Vladimir M Demidov, PhD D Sci Medicine, Sergei M Demidov, PhD Medicine. Odessa National Medical University, Ukraine
Afteroperation period characterizes by the possible numerous complication developments especially in the case of the intraabdominal surgical interventions. One could observe the immediate response inflammative reaction in case of peritoneum trauma (even mild). Clear that it’s impossible to make an operation even with the help of the modern laparoscopic technique without the peritoneal damage. The peritoneal response reaction starts within the first minutes and hours in the form of the intensive biochemical reaction resulted in the abdominal adhesions formation. The importance of our clinical observation lies in the range that we manage to provide the prophylaxis of the afteroperational adhesions formation in patients during the abdominal operation.

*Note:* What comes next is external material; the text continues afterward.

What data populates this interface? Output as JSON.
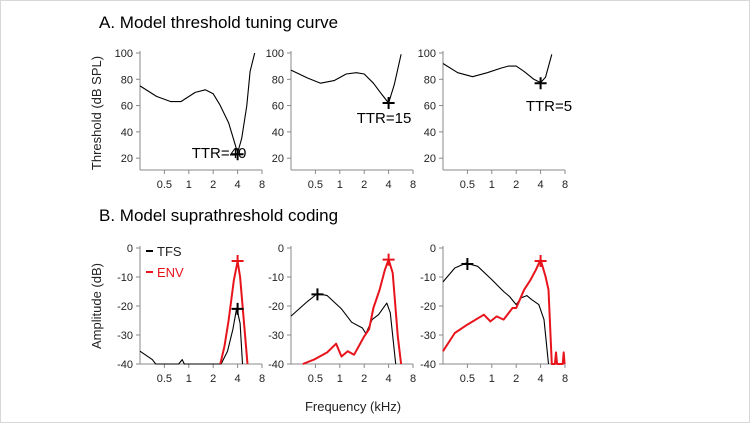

33 patients with acute pancreatitis (AP) and acute cholecystitis (ACh) were operated laparospopically during the last 3 years in the surgical department of the Odessa Municipal Hospital N10. According to their decision, 14 patients received intraabdominal Sandostatin (Novartis Pharma Stein AG, Switzerland) and thioctacid (thioctic or alpha-lipoic acid, Pliva, Croatia) infusions assuming their antiinflammative activities. The rest of the patients (group N2) were operated traditionally without the prophylactic antiadhesive procedures. Theses patients were followed 5-9 days in the hospital, 3, 6 and 12 months during the afteroperational period. Pain intensity and localization as well as abdominal cavity organs ultrasound investigation were performed.
The average pain syndrome intensity 6 hrs after the operation in both groups’ patients was equal to 31.5±5.7 and 34.0±6.2 points, correspondently, that have no statistical difference. 24 hrs after the operation these data were differed insignificantly (19.7±4.8 and 28.1±4.2 points, correspondently; P>0.05). The visceral pain subjective expression 48 hrs and 5 days after the operation in the 1st group patients was 2.5 times less comparing the same index in the 2nd group patient. Analogous observation in these patients 3, 6 and 12 months after the operations revealed the expressed (in 3 till 7 times) less pain expression in the patients of these two groups. Performed ultrasound investigation 6 and 12 months after the operations showed less cases of the afteroperational adhesions formation in patients with intraoperational antiadhesive treatment.
Thus, we report that it is reasonable to provide the prophylactic efforts aimed to prevent the adhesions formation during the laparoscopic operations on the abdominal cavity organs.